Kanzler Habeck: Der Grüne traut den Umfragen nicht – denn die Gaspreise werden auf die Laune drücken

Ungeachtet dessen wäre es für Habeck bis ins Kanzleramt ein steiniger Weg. Denn dafür müsste der Minister am Ende zusammen mit seiner Partei in Deutschland bei einer wirklichen breiten Masse punkten. Und genau dazu hält der Geschäftsführer des Meinungsforschungsinstituts Forsa, Manfred Güllner, die Grünen nicht für fähig. Die Umfragen seien nicht dauerhaft, sagte der Experte der Nachrichtenagentur dpa.

Die Öko-Partei sei „weit davon entfernt, eine Volkspartei zu sein, die die unterschiedlichsten Gruppen bündeln könnte“, fügte Güllner hinzu. „Sie bleibt eine Partei für die oberen Bildungs- und Einkommensschichten im Umkreis des öffentlichen Dienstes und von Bildungseinrichtungen.“ Doch wenn sich die Grünen für soziale Themen einsetzten, erreiche das die Menschen nicht.

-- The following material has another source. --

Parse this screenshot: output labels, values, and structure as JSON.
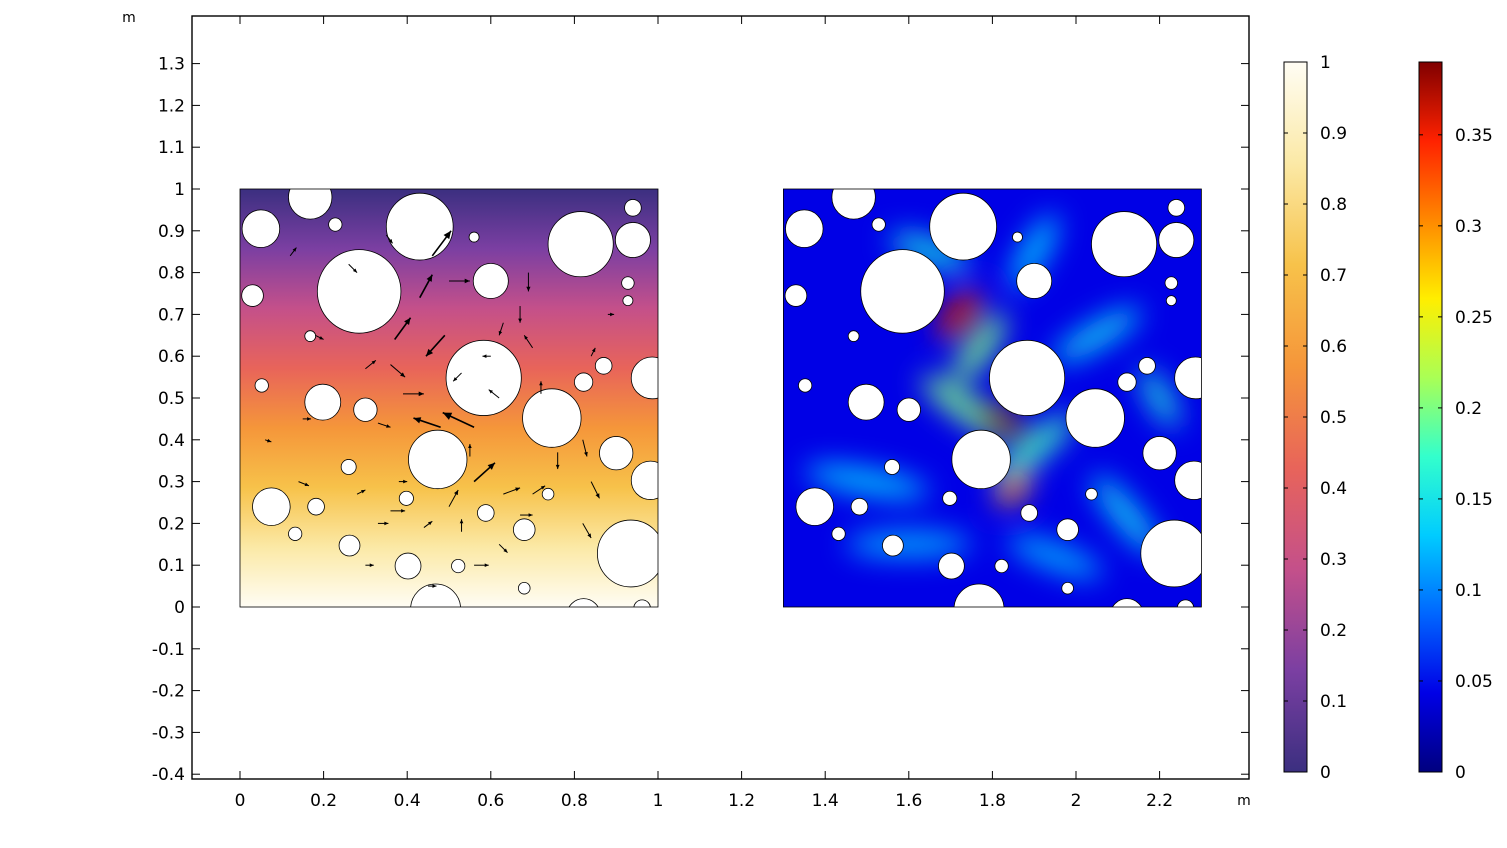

Kanzlerkandidatur: Robert Habeck macht aus seinen Ambitionen keinen Hehl

Diese Erfahrung musste auch schon Annalena Baerbock machen. Im Bundestagswahlkampf 2021 war sie als Kanzlerkandidatin angetreten. Sie machte zwar auch viele persönliche Fehler. Aber davon abgesehen drang die Partei am Ende nicht mit ihren Themen überall durch. Habeck selber hat aber nie einen Hehl daraus gemacht, dass er auch gerne als Kanzlerkandidat angetreten wäre. Doch er musste der heutigen Außenministerin den Vortritt lassen. Gut möglich aber, dass er trotzdem 2025 einen eigenen Anlauf wagen will. Soufflé hin oder her.